Timing is a big part of why Celine Danhier's documentary on Manhattan's pre-Giuliani art/music/cinema scene is so fascinating. The best time to watch this documentary is now. What is happening right now? Wall Street is crashing. Wall Street is losing its grip on global power. Wall Street will eventually be replaced by Shanghai. Manhattan is in the twilight of its 25-year rule over every thinkable financial matter. Before Manhattan became Wall Street, however, it was a soft city, a place that had lots of room for poor artists. Blank City is about this lost soft city—the first city of Sonic Youth, Deborah Harry, Jim Jarmusch, Charlie Ahearn, Jean-Michel Basquiat, John Lurie, and many others.

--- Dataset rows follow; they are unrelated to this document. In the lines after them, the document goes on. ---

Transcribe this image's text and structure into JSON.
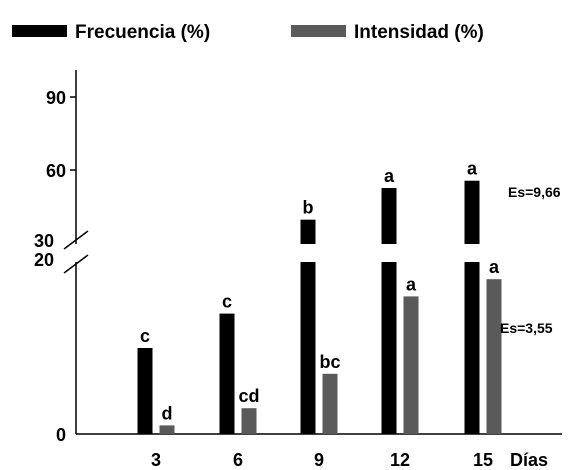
{
  "chart_data": {
    "type": "bar",
    "categories": [
      "3",
      "6",
      "9",
      "12",
      "15"
    ],
    "x_unit_label": "Días",
    "series": [
      {
        "name": "Frecuencia (%)",
        "color": "#000000",
        "values": [
          10,
          14,
          40,
          53,
          56
        ],
        "labels": [
          "c",
          "c",
          "b",
          "a",
          "a"
        ]
      },
      {
        "name": "Intensidad (%)",
        "color": "#5a5a5a",
        "values": [
          1,
          3,
          7,
          16,
          18
        ],
        "labels": [
          "d",
          "cd",
          "bc",
          "a",
          "a"
        ]
      }
    ],
    "y_axis": {
      "broken": true,
      "lower_segment": {
        "range": [
          0,
          20
        ],
        "ticks": [
          "0",
          "20"
        ]
      },
      "upper_segment": {
        "range": [
          30,
          90
        ],
        "ticks": [
          "30",
          "60",
          "90"
        ]
      }
    },
    "annotations": {
      "upper_se": "Es=9,66",
      "lower_se": "Es=3,55"
    },
    "legend_position": "top-left",
    "grid": false
  }
}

The period of time roughly covered in the doc is between 1977 and 1988. By 1989, Manhattan is well on its way to becoming what the Marxist geographer David Harvey once described as "a gated community for the rich." This transformation is completed in 1995. Gone from Manhattan are the no-budget films, the dingy punk clubs, and the makeshift galleries and theaters of the No Wave, as the mood of that moment was called. Also gone is the raw and penniless hiphop culture captured in Charlie Ahearn's film Wild Style. By the mid-'90s, hiphop, like the larger art and music scene, is a big business. Because we are all becoming poor again, it's a great time see a film about artists who managed to create all sorts of things without money.
Northwest Film Forum, Fri–Tues 7, 9 pm.